- Developer: Full Fat
- Platform: iOS
- Release: November 23, 2010
- Genre: Sports game
- Mode: Single-player

= Flick Golf! =

2010 video game

Flick Golf! is an iOS game developed by Full Fat and released on November 23, 2010. A sequel named Flick Golf Extreme! was released by Full Fat on June 16, 2011.

==Critical reception==

===Original===
The original game has a Metacritic score of 77% based on 6 critic reviews.

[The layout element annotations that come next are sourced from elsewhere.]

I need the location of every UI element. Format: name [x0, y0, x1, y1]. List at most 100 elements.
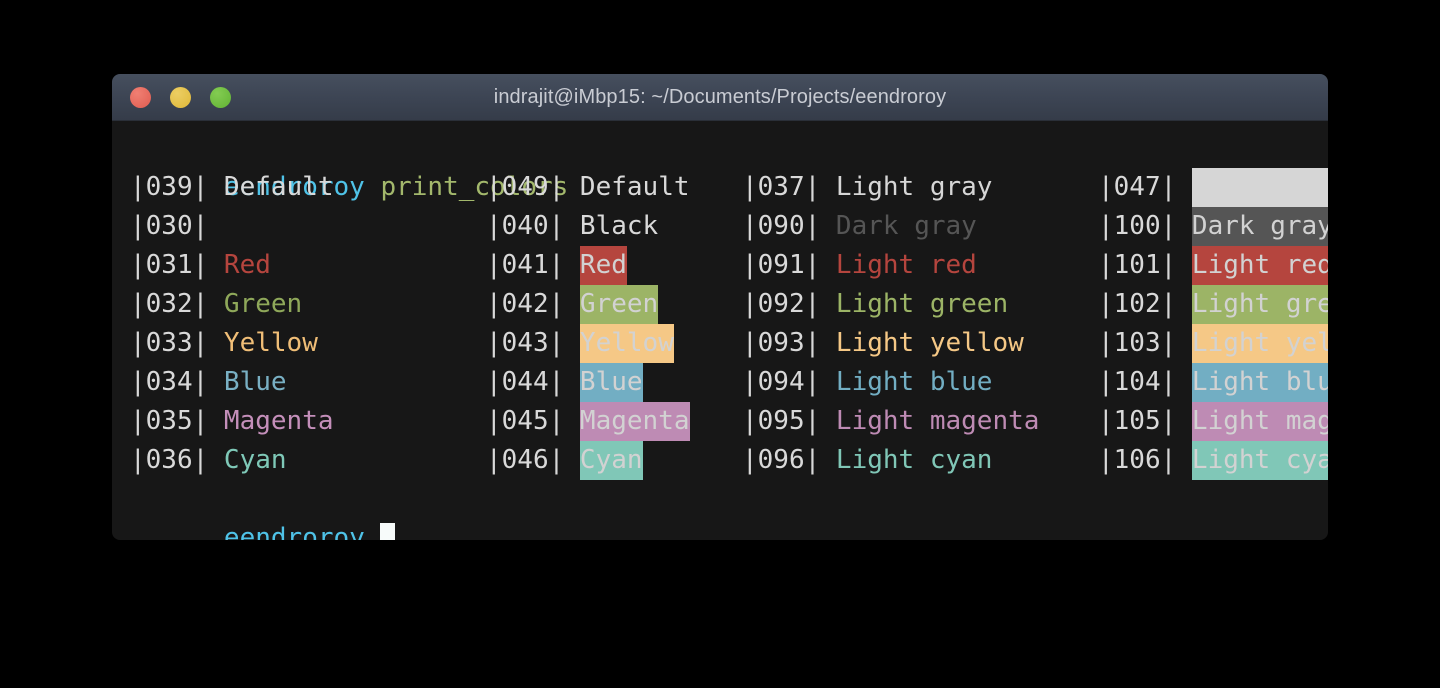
- color-label: Light blue: [1191, 363, 1328, 402]
- color-code: |104|: [1098, 367, 1192, 397]
- color-code: |042|: [486, 289, 580, 319]
- color-label: Magenta: [579, 402, 690, 441]
- color-label: Green: [223, 289, 303, 319]
- color-entry-foreground-bright: |091| Light red: [742, 246, 977, 285]
- color-entry-background-standard: |042| Green: [486, 285, 659, 324]
- color-entry-foreground-standard: |030|: [130, 207, 224, 246]
- color-entry-background-bright: |103| Light yellow: [1098, 324, 1328, 363]
- color-entry-foreground-bright: |093| Light yellow: [742, 324, 1024, 363]
- color-entry-background-standard: |049| Default: [486, 168, 690, 207]
- traffic-light-buttons: [130, 74, 231, 120]
- color-label: Dark gray: [1191, 207, 1328, 246]
- color-code: |031|: [130, 250, 224, 280]
- color-entry-background-standard: |043| Yellow: [486, 324, 674, 363]
- color-entry-foreground-standard: |032| Green: [130, 285, 302, 324]
- color-code: |049|: [486, 172, 580, 202]
- color-label: Red: [579, 246, 627, 285]
- window-title-bar[interactable]: indrajit@iMbp15: ~/Documents/Projects/ee…: [112, 74, 1328, 121]
- color-entry-foreground-standard: |031| Red: [130, 246, 271, 285]
- color-code: |035|: [130, 406, 224, 436]
- color-entry-background-standard: |040| Black: [486, 207, 659, 246]
- text-cursor: [380, 523, 396, 540]
- zoom-window-button[interactable]: [210, 86, 231, 108]
- close-window-button[interactable]: [130, 86, 151, 108]
- color-table-row: |039| Default |049| Default |037| Light gr…: [112, 168, 1328, 207]
- color-label: Light green: [835, 289, 1009, 319]
- color-label: Light gray: [1191, 168, 1328, 207]
- color-code: |094|: [742, 367, 836, 397]
- color-code: |040|: [486, 211, 580, 241]
- color-code: |033|: [130, 328, 224, 358]
- color-table: |039| Default |049| Default |037| Light gr…: [112, 168, 1328, 480]
- color-code: |041|: [486, 250, 580, 280]
- color-label: Light cyan: [835, 445, 993, 475]
- color-code: |034|: [130, 367, 224, 397]
- color-entry-background-bright: |100| Dark gray: [1098, 207, 1328, 246]
- color-entry-background-standard: |045| Magenta: [486, 402, 690, 441]
- color-entry-foreground-standard: |039| Default: [130, 168, 334, 207]
- color-label: Dark gray: [835, 211, 977, 241]
- color-label: Yellow: [579, 324, 674, 363]
- color-entry-background-standard: |041| Red: [486, 246, 627, 285]
- color-entry-foreground-bright: |096| Light cyan: [742, 441, 992, 480]
- color-code: |100|: [1098, 211, 1192, 241]
- color-label: Light magenta: [1191, 402, 1328, 441]
- color-entry-foreground-bright: |094| Light blue: [742, 363, 992, 402]
- color-label: Red: [223, 250, 271, 280]
- color-entry-foreground-bright: |095| Light magenta: [742, 402, 1039, 441]
- color-table-row: |033| Yellow |043| Yellow |093| Light yell…: [112, 324, 1328, 363]
- terminal-window: indrajit@iMbp15: ~/Documents/Projects/ee…: [112, 74, 1328, 540]
- color-label: Default: [579, 172, 690, 202]
- color-code: |044|: [486, 367, 580, 397]
- color-label: Blue: [223, 367, 287, 397]
- color-entry-foreground-standard: |036| Cyan: [130, 441, 287, 480]
- color-label: Light magenta: [835, 406, 1040, 436]
- minimize-window-button[interactable]: [170, 86, 191, 108]
- color-code: |091|: [742, 250, 836, 280]
- color-label: Light gray: [835, 172, 993, 202]
- color-entry-background-standard: |046| Cyan: [486, 441, 643, 480]
- color-label: Light red: [1191, 246, 1328, 285]
- color-entry-background-bright: |105| Light magenta: [1098, 402, 1328, 441]
- color-entry-background-bright: |106| Light cyan: [1098, 441, 1328, 480]
- color-label: Light red: [835, 250, 977, 280]
- prompt-spacer: [365, 523, 381, 540]
- color-code: |036|: [130, 445, 224, 475]
- color-label: Magenta: [223, 406, 334, 436]
- color-code: |105|: [1098, 406, 1192, 436]
- final-prompt-line: eendroroy: [112, 480, 1328, 540]
- color-label: Blue: [579, 363, 643, 402]
- shell-prompt-final: eendroroy: [223, 523, 365, 540]
- color-entry-background-bright: |104| Light blue: [1098, 363, 1328, 402]
- color-label: Light blue: [835, 367, 993, 397]
- color-table-row: |031| Red |041| Red |091| Light red |101| L…: [112, 246, 1328, 285]
- color-code: |095|: [742, 406, 836, 436]
- color-entry-foreground-standard: |034| Blue: [130, 363, 287, 402]
- color-entry-background-bright: |102| Light green: [1098, 285, 1328, 324]
- color-code: |039|: [130, 172, 224, 202]
- color-label: Cyan: [579, 441, 643, 480]
- color-code: |046|: [486, 445, 580, 475]
- color-entry-background-standard: |044| Blue: [486, 363, 643, 402]
- color-code: |093|: [742, 328, 836, 358]
- color-entry-foreground-standard: |035| Magenta: [130, 402, 334, 441]
- color-entry-foreground-bright: |037| Light gray: [742, 168, 992, 207]
- color-entry-foreground-bright: |092| Light green: [742, 285, 1008, 324]
- color-label: Light cyan: [1191, 441, 1328, 480]
- color-code: |037|: [742, 172, 836, 202]
- color-table-row: |032| Green |042| Green |092| Light green |…: [112, 285, 1328, 324]
- color-label: Yellow: [223, 328, 318, 358]
- window-title-text: indrajit@iMbp15: ~/Documents/Projects/ee…: [493, 85, 947, 108]
- color-label: Default: [223, 172, 334, 202]
- color-entry-background-bright: |047| Light gray: [1098, 168, 1328, 207]
- color-entry-foreground-standard: |033| Yellow: [130, 324, 318, 363]
- color-code: |045|: [486, 406, 580, 436]
- color-code: |103|: [1098, 328, 1192, 358]
- color-table-row: |036| Cyan |046| Cyan |096| Light cyan |106…: [112, 441, 1328, 480]
- color-code: |092|: [742, 289, 836, 319]
- color-label: Light yellow: [835, 328, 1024, 358]
- color-code: |030|: [130, 211, 224, 241]
- color-label: Light yellow: [1191, 324, 1328, 363]
- terminal-output-area[interactable]: eendroroy print_colors |039| Default |049…: [112, 121, 1328, 540]
- color-table-row: |030| |040| Black |090| Dark gray |100| Da…: [112, 207, 1328, 246]
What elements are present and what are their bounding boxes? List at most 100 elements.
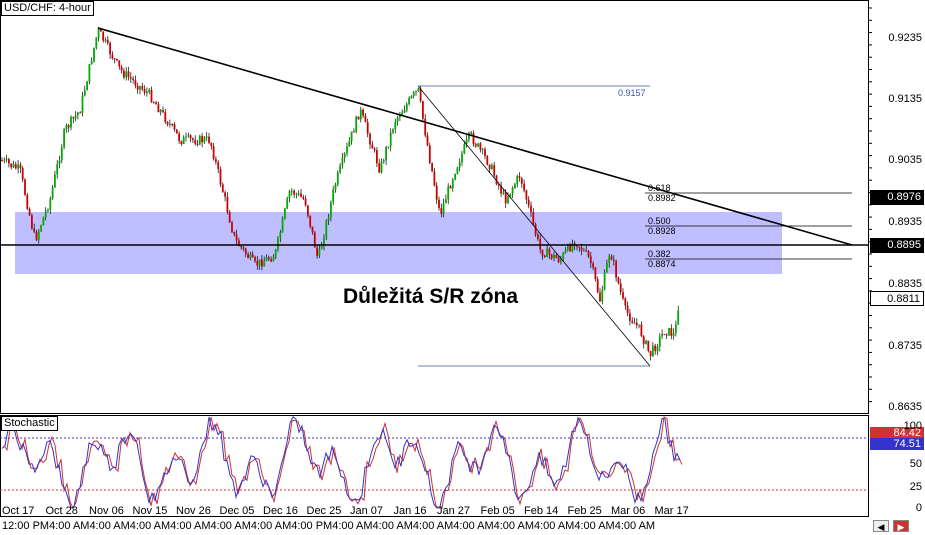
candle-body (189, 135, 192, 139)
candle-body (325, 220, 328, 239)
candle-body (51, 187, 54, 199)
candle-body (470, 132, 473, 134)
scroll-left-icon[interactable]: ◀ (873, 520, 889, 532)
candle-body (479, 143, 482, 150)
candle-body (5, 159, 8, 161)
price-panel[interactable] (0, 0, 869, 414)
candle-body (293, 190, 295, 195)
price-tick-label: 0.9035 (888, 154, 922, 166)
candle-body (633, 322, 636, 324)
candle-body (74, 115, 77, 119)
candle-body (504, 192, 507, 204)
candle-body (668, 328, 670, 336)
candle-body (125, 71, 128, 78)
candle-body (44, 210, 47, 218)
candle-body (433, 171, 436, 186)
candle-body (311, 226, 314, 233)
candle-body (640, 324, 643, 337)
price-tick-label: 0.8935 (888, 216, 922, 228)
candle-body (104, 39, 107, 41)
candle-body (601, 289, 604, 302)
candle-body (88, 64, 91, 82)
candle-body (194, 139, 197, 144)
candle-body (557, 258, 560, 262)
candle-body (343, 153, 346, 158)
candle-body (564, 250, 567, 254)
candle-body (442, 203, 445, 214)
candle-body (270, 259, 272, 262)
candle-body (665, 334, 668, 336)
candle-body (661, 334, 663, 337)
candle-body (649, 350, 652, 356)
candle-body (249, 254, 252, 258)
candle-body (385, 147, 387, 161)
candle-body (120, 66, 123, 71)
candle-body (599, 292, 601, 302)
candle-body (619, 283, 622, 293)
candle-body (514, 184, 516, 189)
candle-body (277, 237, 279, 250)
candle-body (645, 340, 647, 344)
scroll-right-icon[interactable]: ▶ (893, 520, 909, 532)
candle-body (357, 116, 360, 120)
candle-body (212, 146, 215, 160)
candle-body (486, 156, 489, 165)
candle-body (484, 149, 486, 157)
candle-body (339, 165, 341, 173)
candle-body (31, 215, 33, 229)
candle-body (580, 247, 583, 251)
swing-high-label: 0.9157 (618, 88, 646, 98)
price-tick-label: 0.9135 (888, 93, 922, 105)
candle-body (81, 95, 84, 114)
candle-body (550, 254, 553, 259)
candle-body (481, 149, 484, 151)
time-axis-label: Oct 17 (2, 505, 35, 517)
candle-body (516, 176, 519, 185)
candle-body (456, 167, 459, 174)
candle-body (307, 205, 309, 216)
candle-body (585, 250, 588, 252)
candle-body (553, 254, 555, 259)
candle-body (511, 188, 514, 194)
time-axis-label: Nov 15 (132, 505, 168, 517)
candle-body (111, 54, 114, 59)
time-axis-label: Feb 05 (480, 505, 515, 517)
candle-body (622, 292, 624, 299)
candle-body (626, 305, 629, 314)
candle-body (290, 190, 293, 192)
candle-body (530, 205, 532, 213)
candle-body (415, 91, 417, 93)
candle-body (346, 146, 348, 154)
candle-body (219, 169, 222, 185)
candle-body (341, 157, 344, 166)
candle-body (136, 85, 139, 90)
candle-body (532, 212, 535, 224)
candle-body (295, 193, 298, 195)
candle-body (318, 248, 321, 256)
candle-body (304, 198, 307, 206)
candle-body (389, 132, 392, 147)
time-axis-label: Mar 06 (611, 505, 646, 517)
stochastic-panel[interactable] (0, 415, 869, 517)
candle-body (288, 191, 291, 199)
candle-body (185, 136, 187, 138)
time-axis-label: Jan 27 (437, 505, 471, 517)
candle-body (477, 143, 479, 147)
candle-body (474, 144, 477, 147)
candle-body (472, 132, 475, 145)
candle-body (180, 141, 183, 145)
candle-body (67, 125, 70, 128)
candle-body (541, 249, 544, 256)
candle-body (596, 279, 599, 293)
fib-price-label: 0.8982 (648, 193, 676, 203)
candle-body (523, 183, 525, 191)
sr-zone-label[interactable]: Důležitá S/R zóna (343, 285, 518, 309)
chart-canvas[interactable] (0, 0, 925, 535)
candle-body (548, 248, 551, 255)
candle-body (366, 122, 369, 134)
candle-body (309, 215, 312, 227)
fib-price-label: 0.8874 (648, 259, 676, 269)
time-axis-label: Nov 26 (176, 505, 211, 517)
candle-body (127, 71, 130, 78)
candle-body (617, 277, 620, 284)
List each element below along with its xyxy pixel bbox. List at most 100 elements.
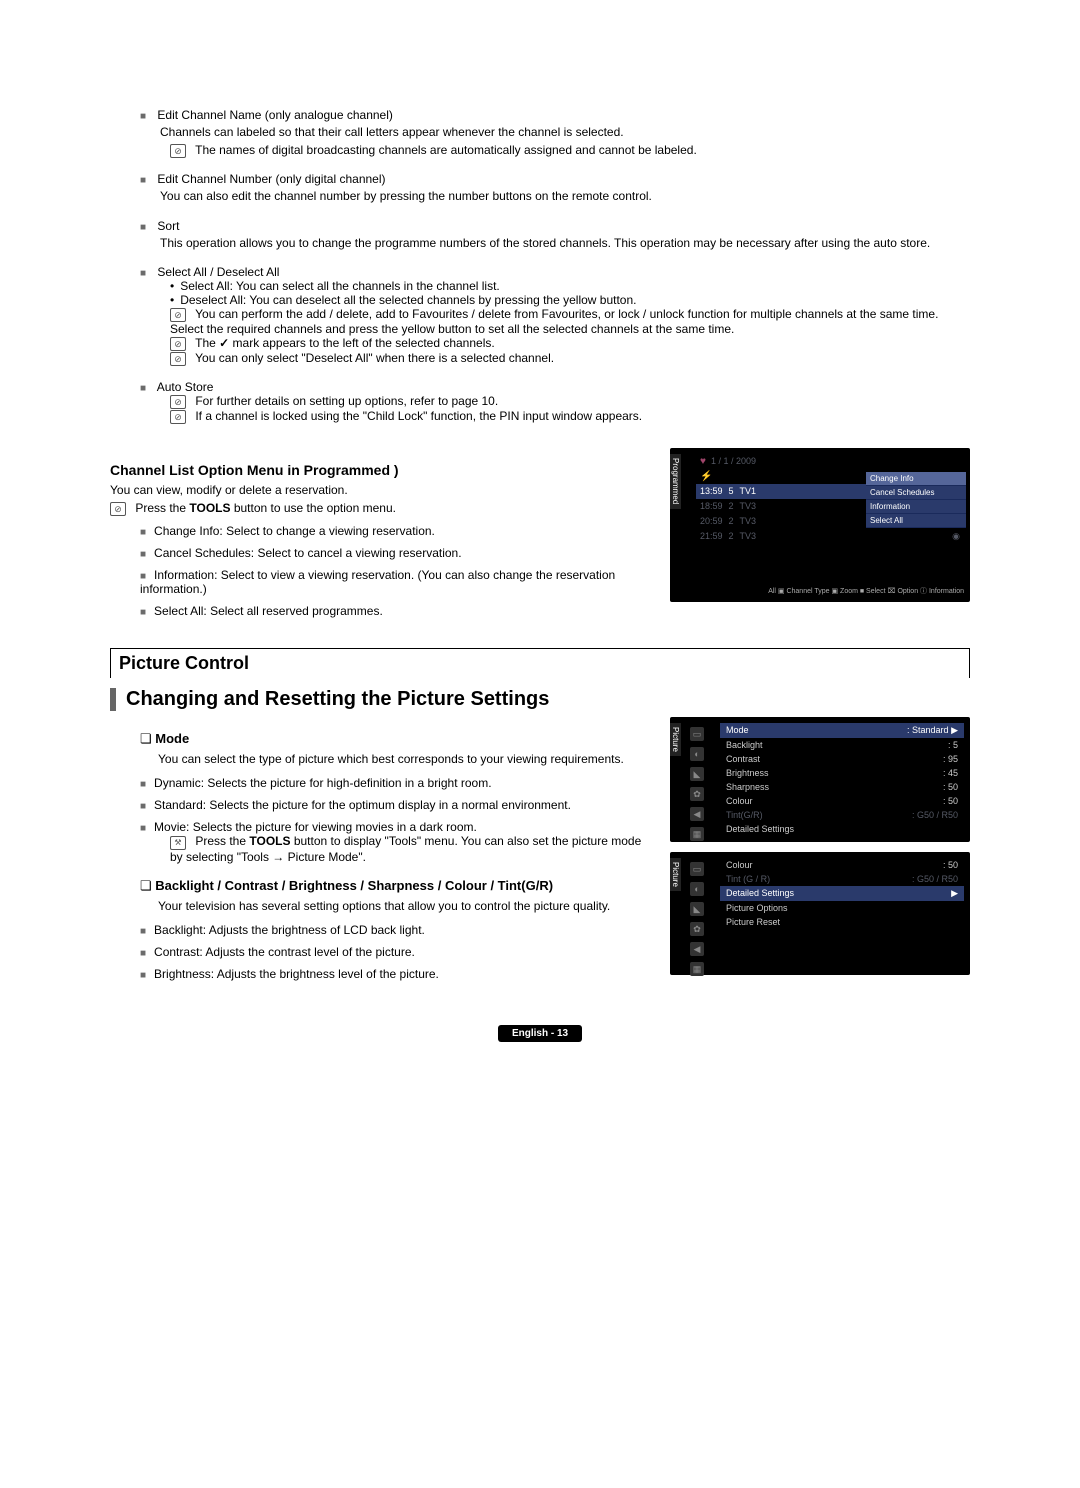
note-text: If a channel is locked using the "Child … (195, 409, 642, 423)
input-icon: ◀ (690, 807, 704, 821)
note-bold: TOOLS (189, 501, 230, 515)
note-text: For further details on setting up option… (195, 394, 498, 408)
tools-icon: ⚒ (170, 836, 186, 850)
bolt-icon: ⚡ (700, 471, 712, 482)
bullet: Information: Select to view a viewing re… (140, 568, 650, 596)
mode-desc: You can select the type of picture which… (158, 751, 650, 768)
tool-bold: TOOLS (249, 834, 290, 848)
bullet: Brightness: Adjusts the brightness level… (140, 967, 650, 981)
osd-row: Colour: 50 (720, 794, 964, 808)
antenna-icon: ◣ (690, 767, 704, 781)
monitor-icon: ▭ (690, 727, 704, 741)
heart-icon: ♥ (700, 456, 706, 467)
picture-osd-col: Picture ▭ ◐ ◣ ✿ ◀ ▦ Mode: Standard ▶ Bac… (670, 717, 970, 985)
note-text-pre: The (195, 336, 219, 350)
osd-menu-item: Information (866, 500, 966, 514)
note-row: ⊘ For further details on setting up opti… (170, 394, 970, 409)
bullet: Select All: You can select all the chann… (170, 279, 970, 293)
picture-text-col: Mode You can select the type of picture … (110, 717, 650, 985)
note-text: The names of digital broadcasting channe… (195, 143, 697, 157)
item-edit-channel-number: Edit Channel Number (only digital channe… (140, 172, 970, 186)
arrow-right-icon: ▶ (951, 888, 958, 899)
note-row: ⊘ You can only select "Deselect All" whe… (170, 351, 970, 366)
item-title: Edit Channel Name (only analogue channel… (157, 108, 392, 122)
item-select-all: Select All / Deselect All (140, 265, 970, 279)
osd-side-icons: ▭ ◐ ◣ ✿ ◀ ▦ (690, 727, 704, 841)
osd-row: Tint(G/R): G50 / R50 (720, 808, 964, 822)
note-post: button to use the option menu. (231, 501, 396, 515)
note-pre: Press the (135, 501, 189, 515)
tool-pre: Press the (195, 834, 249, 848)
bullet: Dynamic: Selects the picture for high-de… (140, 776, 650, 790)
osd-row: Mode: Standard ▶ (720, 723, 964, 738)
note-icon: ⊘ (170, 395, 186, 409)
picture-settings-title: Changing and Resetting the Picture Setti… (110, 688, 970, 711)
bullet: Backlight: Adjusts the brightness of LCD… (140, 923, 650, 937)
mode-heading: Mode (140, 731, 650, 747)
page-number: English - 13 (498, 1025, 582, 1042)
item-desc: This operation allows you to change the … (160, 235, 970, 252)
input-icon: ◀ (690, 942, 704, 956)
note-text: You can only select "Deselect All" when … (195, 351, 554, 365)
antenna-icon: ◣ (690, 902, 704, 916)
osd-row: Detailed Settings▶ (720, 886, 964, 901)
osd-side-icons: ▭ ◐ ◣ ✿ ◀ ▦ (690, 862, 704, 976)
bullet: Deselect All: You can deselect all the s… (170, 293, 970, 307)
note-icon: ⊘ (110, 502, 126, 516)
tool-row: ⚒ Press the TOOLS button to display "Too… (170, 834, 650, 864)
app-icon: ▦ (690, 827, 704, 841)
gear-icon: ✿ (690, 922, 704, 936)
osd-picture-2: Picture ▭ ◐ ◣ ✿ ◀ ▦ Colour: 50 Tint (G /… (670, 852, 970, 975)
bullet: Cancel Schedules: Select to cancel a vie… (140, 546, 650, 560)
osd-footer: All ▣ Channel Type ▣ Zoom ■ Select ⌧ Opt… (670, 584, 970, 596)
osd-row: Detailed Settings (720, 822, 964, 836)
speaker-icon: ◐ (690, 882, 704, 896)
note-row: ⊘ If a channel is locked using the "Chil… (170, 409, 970, 424)
item-auto-store: Auto Store (140, 380, 970, 394)
backlight-heading: Backlight / Contrast / Brightness / Shar… (140, 878, 650, 894)
note-row: ⊘ You can perform the add / delete, add … (170, 307, 970, 336)
item-title: Sort (157, 219, 179, 233)
note-icon: ⊘ (170, 308, 186, 322)
bullet: Change Info: Select to change a viewing … (140, 524, 650, 538)
note-row: ⊘ The names of digital broadcasting chan… (170, 143, 970, 158)
item-title: Auto Store (157, 380, 214, 394)
item-desc: Channels can labeled so that their call … (160, 124, 970, 141)
osd-tab: Programmed (670, 454, 681, 508)
osd-row: Sharpness: 50 (720, 780, 964, 794)
item-title: Select All / Deselect All (157, 265, 279, 279)
osd-row: Contrast: 95 (720, 752, 964, 766)
note-text: You can perform the add / delete, add to… (170, 307, 938, 336)
osd-menu-item: Change Info (866, 472, 966, 486)
note-icon: ⊘ (170, 144, 186, 158)
note-row: ⊘ The ✓ mark appears to the left of the … (170, 336, 970, 351)
osd-row: Picture Options (720, 901, 964, 915)
monitor-icon: ▭ (690, 862, 704, 876)
programmed-heading: Channel List Option Menu in Programmed ) (110, 462, 650, 478)
osd-row: Colour: 50 (720, 858, 964, 872)
note-icon: ⊘ (170, 337, 186, 351)
osd-row: Brightness: 45 (720, 766, 964, 780)
note-icon: ⊘ (170, 352, 186, 366)
osd-menu-item: Cancel Schedules (866, 486, 966, 500)
osd-menu-item: Select All (866, 514, 966, 528)
osd-context-menu: Change Info Cancel Schedules Information… (866, 472, 966, 528)
app-icon: ▦ (690, 962, 704, 976)
page-footer: English - 13 (110, 1025, 970, 1039)
osd-row: Backlight: 5 (720, 738, 964, 752)
programmed-desc: You can view, modify or delete a reserva… (110, 482, 650, 499)
bullet: Contrast: Adjusts the contrast level of … (140, 945, 650, 959)
check-icon: ✓ (219, 336, 229, 350)
item-title: Edit Channel Number (only digital channe… (157, 172, 385, 186)
osd-picture-1: Picture ▭ ◐ ◣ ✿ ◀ ▦ Mode: Standard ▶ Bac… (670, 717, 970, 842)
osd-tab: Picture (670, 858, 681, 891)
item-edit-channel-name: Edit Channel Name (only analogue channel… (140, 108, 970, 122)
osd-row: Picture Reset (720, 915, 964, 929)
note-row: ⊘ Press the TOOLS button to use the opti… (110, 501, 650, 516)
osd-programmed: Programmed ♥ 1 / 1 / 2009 ⚡ 13:59 5 TV1 … (670, 448, 970, 602)
bullet: Movie: Selects the picture for viewing m… (140, 820, 650, 834)
bullet: Select All: Select all reserved programm… (140, 604, 650, 618)
note-text-post: mark appears to the left of the selected… (233, 336, 495, 350)
note-icon: ⊘ (170, 410, 186, 424)
speaker-icon: ◐ (690, 747, 704, 761)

No DPad wrote "Flick Golf is another one of those games that you simply can't go wrong with, unless you hate golf games for some reason." Appspy said "Flick Golf! is a great addition to the list of flick-style of sports titles and while it only really offers one form of gameplay, it's polished and great to kill off a few spare minutes." Eurogamer wrote "I found Flick Golf brilliantly stupid; as a representation of badly dressed men hitting balls with skinny sticks, it's completely terrible, but despite its nonsensical mechanics it's impossible to put down." Gamezebo said "Full Fat Productions have made something special with Flick Golf, offering up a perfect pick-up-and-play experience that's easy to learn, difficult to master, wonderfully unique, and impossible to put down." Pocket Gamer UK wrote "Flick Golf is a challenging take on the sport and a welcome – if occasionally frustrating – addition to the ball-flicking subgenre". Slide To Play said "Flick Golf is a fun minigame that gets old quickly due to lack of variety."

===Extreme===
Extreme has a Metacritic score of 79% based on 5 critic reviews.

AppSmile said "Pairing the same awesome control mechanics with some crazy new environments, Flick Golf Extreme will put your flicking skills to the ultimate test." AppSpy wrote "Flick Golf never presented itself as a 'realistic' golfing title, so 'Extreme!' takes things to the next level by placing courses in locations that fit its over-the-top style. " 148Apps said "My only complaint would be that load times can seem a little long for when I'm trying to get a quick game in during a commercial break on television or something, but it's certainly worth waiting for - it's also totally understandable when considering the detail in the levels that's been squeezed onto our little devices." TouchArcade said "It's still as enjoyable as the first and considering the game already makes use of slightly weird physics and non-traditional gameplay, the 'extreme' version is a better representation of what Flick Golf is all about: a casual, leaderboard driven golf game." Pocket Gamer UK said "Flick Golf Extreme! isn't a major departure from the original's arcade strokeplay, but the new locations and game mode are still a welcome addition to the formula."